Q. Tell us something about your current role at System Securities and Consultancy Pvt. Ltd.
A. I joined System Securities & Consultancy Pvt. Ltd (now name changed to Yazdani Financial Corporation Pvt. Ltd) in 2005 as Chief Operating Officer. I manage day to day share market trading operations of my clients through National Stock Exchange of India.
Q. How would you define the institution of Finance in Indian context?

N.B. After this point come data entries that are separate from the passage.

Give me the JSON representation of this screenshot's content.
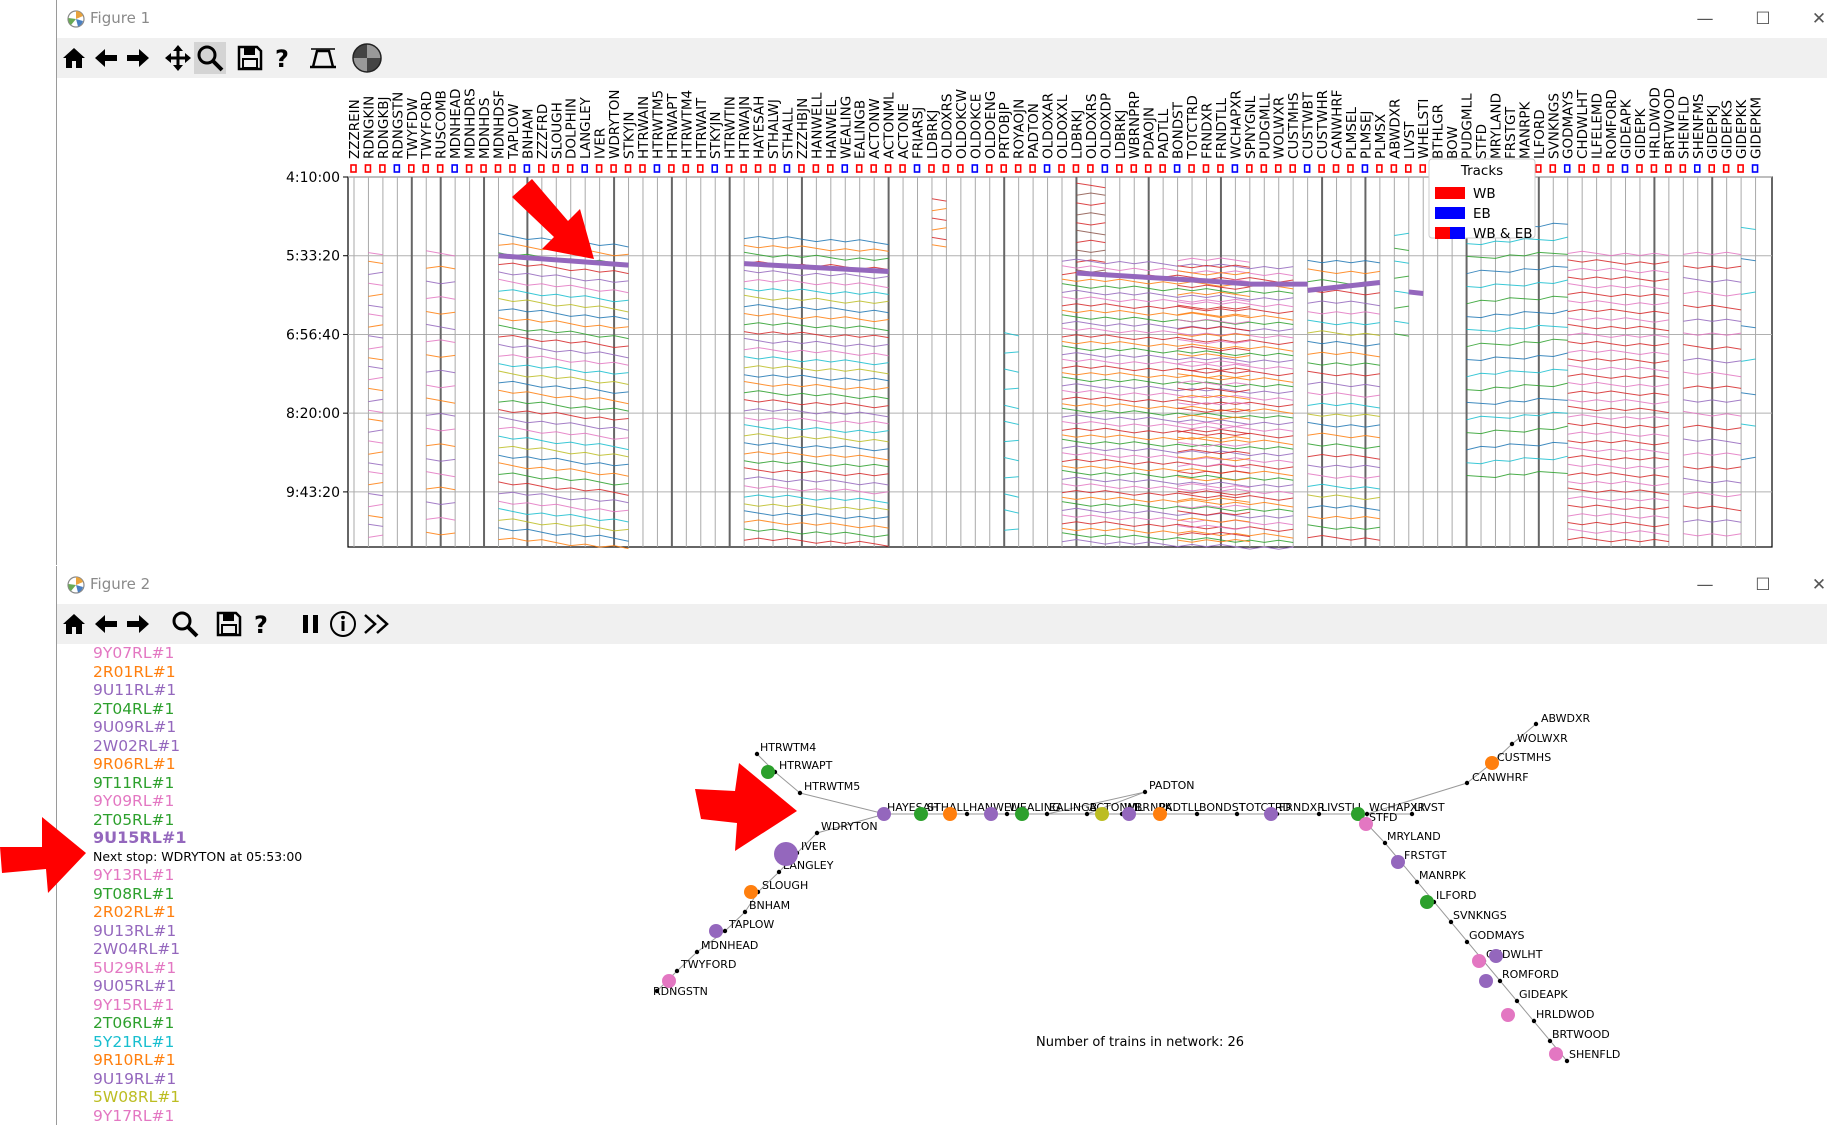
{
  "figure1": {
    "title": "Figure 1",
    "controls": {
      "minimize": "—",
      "maximize": "☐",
      "close": "✕"
    },
    "toolbar": [
      "home-icon",
      "back-arrow-icon",
      "forward-arrow-icon",
      "pan-icon",
      "zoom-icon",
      "save-icon",
      "help-icon",
      "subplots-icon",
      "colormap-icon"
    ]
  },
  "figure2": {
    "title": "Figure 2",
    "controls": {
      "minimize": "—",
      "maximize": "☐",
      "close": "✕"
    },
    "toolbar": [
      "home-icon",
      "back-arrow-icon",
      "forward-arrow-icon",
      "zoom-icon",
      "save-icon",
      "help-icon",
      "pause-icon",
      "info-icon",
      "fast-forward-icon"
    ]
  },
  "chart_data": {
    "type": "line",
    "yticks": [
      "4:10:00",
      "5:33:20",
      "6:56:40",
      "8:20:00",
      "9:43:20"
    ],
    "yticks_seconds": [
      15000,
      20000,
      25000,
      30000,
      35000
    ],
    "ylim_seconds": [
      15000,
      38500
    ],
    "stations": [
      "ZZZREIN",
      "RDNGKIN",
      "RDNGKBJ",
      "RDNGSTN",
      "TWYFDW",
      "TWYFORD",
      "RUSCOMB",
      "MDNHEAD",
      "MDNHDRS",
      "MDNHDS",
      "MDNHDSF",
      "TAPLOW",
      "BNHAM",
      "ZZZFRD",
      "SLOUGH",
      "DOLPHIN",
      "LANGLEY",
      "IVER",
      "WDRYTON",
      "STKYJN",
      "HTRWAIN",
      "HTRWTM5",
      "HTRWAPT",
      "HTRWTM4",
      "HTRWAIT",
      "STKYJN",
      "HTRWTIN",
      "HTRWAJN",
      "HAYESAH",
      "STHALWJ",
      "STHALL",
      "ZZZHBJN",
      "HANWELL",
      "HANWEL",
      "WEALING",
      "EALINGB",
      "ACTONW",
      "ACTONML",
      "ACTONE",
      "FRIARSJ",
      "LDBRKJ",
      "OLDOXRS",
      "OLDOKCW",
      "OLDOKCE",
      "OLDOENG",
      "PRTOBJP",
      "ROYAOJN",
      "PADTON",
      "OLDOXAR",
      "OLDOXXL",
      "LDBRKJ",
      "OLDOXRS",
      "OLDOXDP",
      "LDBRKJ",
      "WBRNPRP",
      "PDAOJN",
      "PADTLL",
      "BONDST",
      "TOTCTRD",
      "FRNDXR",
      "FRNDTLL",
      "WCHAPXR",
      "SPNYGNL",
      "PUDGMLL",
      "WOLWXR",
      "CUSTMHS",
      "CUSTWBT",
      "CUSTWHR",
      "CANWHRF",
      "PLMSEL",
      "PLMSEJ",
      "PLMSX",
      "ABWDXR",
      "LIVST",
      "WHELSTI",
      "BTHLGR",
      "BOW",
      "PUDGMLL",
      "STFD",
      "MRYLAND",
      "FRSTGT",
      "MANRPK",
      "ILFORD",
      "SVNKNGS",
      "GODMAYS",
      "CHDWLHT",
      "ILFELEMD",
      "ROMFORD",
      "GIDEAPK",
      "GIDEPK",
      "HRLDWOD",
      "BRTWOOD",
      "SHENFLD",
      "SHENFMS",
      "GIDEPKJ",
      "GIDEPKS",
      "GIDEPKK",
      "GIDEPKM"
    ],
    "legend": {
      "title": "Tracks",
      "entries": [
        "WB",
        "EB",
        "WB & EB"
      ],
      "colors": [
        "#ff0000",
        "#0000ff",
        "#ff0000/#0000ff"
      ],
      "placement": "top-right"
    },
    "highlight_color": "#9467bd",
    "grid": true
  },
  "trains": [
    {
      "id": "9Y07RL#1",
      "color": "#e377c2"
    },
    {
      "id": "2R01RL#1",
      "color": "#ff7f0e"
    },
    {
      "id": "9U11RL#1",
      "color": "#9467bd"
    },
    {
      "id": "2T04RL#1",
      "color": "#2ca02c"
    },
    {
      "id": "9U09RL#1",
      "color": "#9467bd"
    },
    {
      "id": "2W02RL#1",
      "color": "#9467bd"
    },
    {
      "id": "9R06RL#1",
      "color": "#ff7f0e"
    },
    {
      "id": "9T11RL#1",
      "color": "#2ca02c"
    },
    {
      "id": "9Y09RL#1",
      "color": "#e377c2"
    },
    {
      "id": "2T05RL#1",
      "color": "#2ca02c"
    },
    {
      "id": "9U15RL#1",
      "color": "#9467bd",
      "selected": true,
      "next_stop": "Next stop: WDRYTON at 05:53:00"
    },
    {
      "id": "9Y13RL#1",
      "color": "#e377c2"
    },
    {
      "id": "9T08RL#1",
      "color": "#2ca02c"
    },
    {
      "id": "2R02RL#1",
      "color": "#ff7f0e"
    },
    {
      "id": "9U13RL#1",
      "color": "#9467bd"
    },
    {
      "id": "2W04RL#1",
      "color": "#9467bd"
    },
    {
      "id": "5U29RL#1",
      "color": "#e377c2"
    },
    {
      "id": "9U05RL#1",
      "color": "#9467bd"
    },
    {
      "id": "9Y15RL#1",
      "color": "#e377c2"
    },
    {
      "id": "2T06RL#1",
      "color": "#2ca02c"
    },
    {
      "id": "5Y21RL#1",
      "color": "#17becf"
    },
    {
      "id": "9R10RL#1",
      "color": "#ff7f0e"
    },
    {
      "id": "9U19RL#1",
      "color": "#9467bd"
    },
    {
      "id": "5W08RL#1",
      "color": "#bcbd22"
    },
    {
      "id": "9Y17RL#1",
      "color": "#e377c2"
    }
  ],
  "network": {
    "count_text": "Number of trains in network: 26",
    "labels": [
      "ABWDXR",
      "WOLWXR",
      "CUSTMHS",
      "CANWHRF",
      "HTRWTM4",
      "HTRWAPT",
      "HTRWTM5",
      "PADTON",
      "WDRYTON",
      "IVER",
      "LANGLEY",
      "SLOUGH",
      "BNHAM",
      "TAPLOW",
      "MDNHEAD",
      "TWYFORD",
      "RDNGSTN",
      "HAYESAH",
      "STHALL",
      "HANWELL",
      "WEALING",
      "EALINGB",
      "ACTONML",
      "WBRNPK",
      "PADTLL",
      "BONDST",
      "TOTCTRD",
      "FRNDXR",
      "LIVSTLL",
      "WCHAPXR",
      "LIVST",
      "STFD",
      "MRYLAND",
      "FRSTGT",
      "MANRPK",
      "ILFORD",
      "SVNKNGS",
      "GODMAYS",
      "CHDWLHT",
      "ROMFORD",
      "GIDEAPK",
      "HRLDWOD",
      "BRTWOOD",
      "SHENFLD"
    ]
  }
}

A. In any country including India almost everyone has to deal with one or more financial institution like banks, trust and insurance companies , investment dealers etc. on a regular basis. People do financial transactions ranging from depositing money in banks , getting loans, exchanging currencies to investing in shares, insurance policies etc. Research reveals that inspite of a vast financial institution network only 30% Indians have a savings account in banks, 10% are investing in shares through stock exchange trading and only 15% buy insurance policy. People are interested to have financial services but it seems that institution of finance have not yet completely reached common Indians particularly potential investors in rural areas.
Q. Please enlighten us with your views on common equity and debentures in India.
A. Very soon India will celebrating 66 years of its independence but the fact remains that still not more than 10% Indians know about equity shares, stock market, etc. and a lot of people view shares buying as gamble play. Spread of awareness in this regard is must. Our company act also needs amendment very urgently for protecting general investors. General investors are showing very less interest in investing in debentures than equity as they want to avoid inviting any unnecessary risk.
Q. What are your views on leadership and what advice would you give to young Indians to be effective leaders?
A. I believe in good education. Education, especially in management should break the age old tradition of general college teaching. To lead in any field of activity, practical values weigh maximum. To me a business leader needs 20% theoritical and 80% practical knowledge. Management colleges should teach young students, our potential business leaders by providing more on field practical training on each and every subject. It is only then that our young Indians will be honoured as effective leaders.
Q. Tell us about your family. How do you balance your personal and professional life?
A. I have happily completed 29 years of married life. I have four children, two sons and two daughters. My elder daughter and two sons are in jobs after having completed their respective masters degree and my younger daughter is doing graduation. Frankly speaking my profession is very challenging. It is my family’s co-operation and continuous support that has kept me encouraging and helps me to maintain a proper balance in work and personal life.
DTTB Team wishes that Mr. Altaf realises all of his dreams in life and about the society because men like him a rarity in these days of unscrupulous consumption patterns and lifestyle. We hope that his story serves as an inspiration for the new generation.